ChatGPT and Copilot are like intern software devs who can produce code in seconds. They generate code that's usually close, but not always correct, at the savings of a great deal of your time of typing the whole thing vs. verifying correctness.
For critical and complex algorithms, it's not worth using ML coding assistants right now, but they will be in the future. It's obvious that that's where it's headed: massive efficiency gains for non-technical and barely technical people, and the decline in demand for software engineers, and with it, also a decline in software engineering salaries.
The root of the problem here is people making production stuff who don't know wtf they're doing. If they turn to SO posts, LLMs, or "developers" on fiverr/upwork doing the same thing, is there really much of a difference? LLMs seem to mostly be tightening the loop of horror that's already been happening.
Same downward trajectory, increased velocity.

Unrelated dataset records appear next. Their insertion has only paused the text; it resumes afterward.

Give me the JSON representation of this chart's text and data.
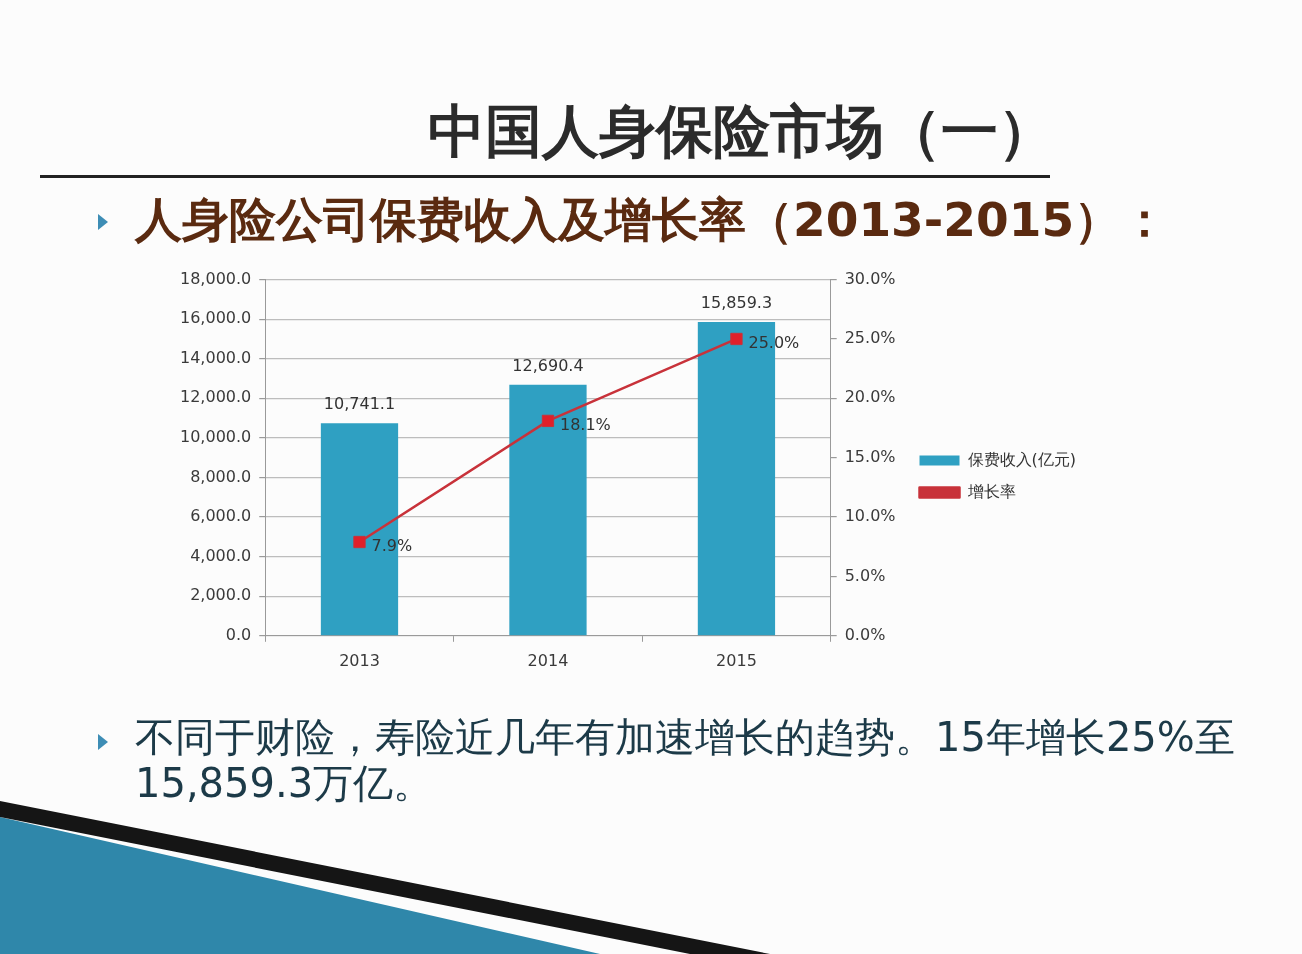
{
  "chart_data": {
    "type": "bar",
    "title": "中国人身保险市场（一）",
    "subtitle": "人身险公司保费收入及增长率（2013-2015）：",
    "categories": [
      "2013",
      "2014",
      "2015"
    ],
    "series": [
      {
        "name": "保费收入(亿元)",
        "color": "#2fa0c2",
        "values": [
          10741.1,
          12690.4,
          15859.3
        ],
        "value_labels": [
          "10,741.1",
          "12,690.4",
          "15,859.3"
        ]
      },
      {
        "name": "增长率",
        "type": "line",
        "axis": "y2",
        "color": "#c8323a",
        "marker": "square",
        "values": [
          7.9,
          18.1,
          25.0
        ],
        "value_labels": [
          "7.9%",
          "18.1%",
          "25.0%"
        ]
      }
    ],
    "ylim": [
      0,
      18000
    ],
    "yticks": [
      {
        "value": 0,
        "label": "0.0"
      },
      {
        "value": 2000,
        "label": "2,000.0"
      },
      {
        "value": 4000,
        "label": "4,000.0"
      },
      {
        "value": 6000,
        "label": "6,000.0"
      },
      {
        "value": 8000,
        "label": "8,000.0"
      },
      {
        "value": 10000,
        "label": "10,000.0"
      },
      {
        "value": 12000,
        "label": "12,000.0"
      },
      {
        "value": 14000,
        "label": "14,000.0"
      },
      {
        "value": 16000,
        "label": "16,000.0"
      },
      {
        "value": 18000,
        "label": "18,000.0"
      }
    ],
    "y2lim": [
      0,
      30
    ],
    "y2ticks": [
      {
        "value": 0,
        "label": "0.0%"
      },
      {
        "value": 5,
        "label": "5.0%"
      },
      {
        "value": 10,
        "label": "10.0%"
      },
      {
        "value": 15,
        "label": "15.0%"
      },
      {
        "value": 20,
        "label": "20.0%"
      },
      {
        "value": 25,
        "label": "25.0%"
      },
      {
        "value": 30,
        "label": "30.0%"
      }
    ],
    "grid": "y",
    "legend": "right",
    "annotations": [
      "不同于财险，寿险近几年有加速增长的趋势。15年增长25%至15,859.3万亿。"
    ]
  }
}
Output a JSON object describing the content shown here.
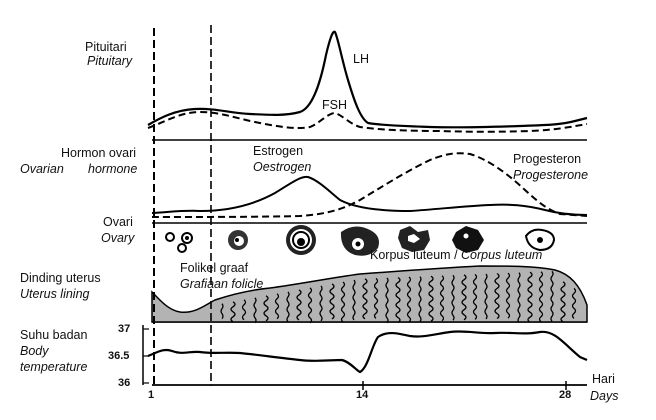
{
  "title": "",
  "panels": {
    "pituitary": {
      "label": "Pituitari",
      "label_en": "Pituitary",
      "lh": "LH",
      "fsh": "FSH"
    },
    "hormone": {
      "label": "Hormon ovari",
      "label_en_1": "Ovarian",
      "label_en_2": "hormone",
      "estrogen": "Estrogen",
      "estrogen_en": "Oestrogen",
      "progesterone": "Progesteron",
      "progesterone_en": "Progesterone"
    },
    "ovary": {
      "label": "Ovari",
      "label_en": "Ovary",
      "graafian": "Folikel graaf",
      "graafian_en": "Grafiaan folicle",
      "corpus": "Korpus luteum / ",
      "corpus_en": "Corpus luteum"
    },
    "uterus": {
      "label": "Dinding uterus",
      "label_en": "Uterus lining"
    },
    "temperature": {
      "label": "Suhu badan",
      "label_en_1": "Body",
      "label_en_2": "temperature",
      "ticks": [
        "37",
        "36.5",
        "36"
      ]
    }
  },
  "x_axis": {
    "label": "Hari",
    "label_en": "Days",
    "ticks": [
      "1",
      "14",
      "28"
    ]
  },
  "colors": {
    "line": "#000000",
    "uterus_fill": "#b3b3b3",
    "panel_bg": "#ffffff"
  }
}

I guess, to your point, it's only trouble if the margarita mixer guy is put in charge of something that matters? :D
(might be a bad example, I've known some fine engineers and mechanics that are absolutely margarita mixer guy, but hopefully my point is taken lol)
I'd love to know about the nirvana you've been in up till now, because working around code from numerous large companies the vast majority of it is the crappest ass crap straight from the crapper with no redeeming qualities, and it has been this way forever. I'm not saying their isn't good parts, there are general core routines that sheer need for them to be performant and non-data corrupting forced some Sr engineer to fix them.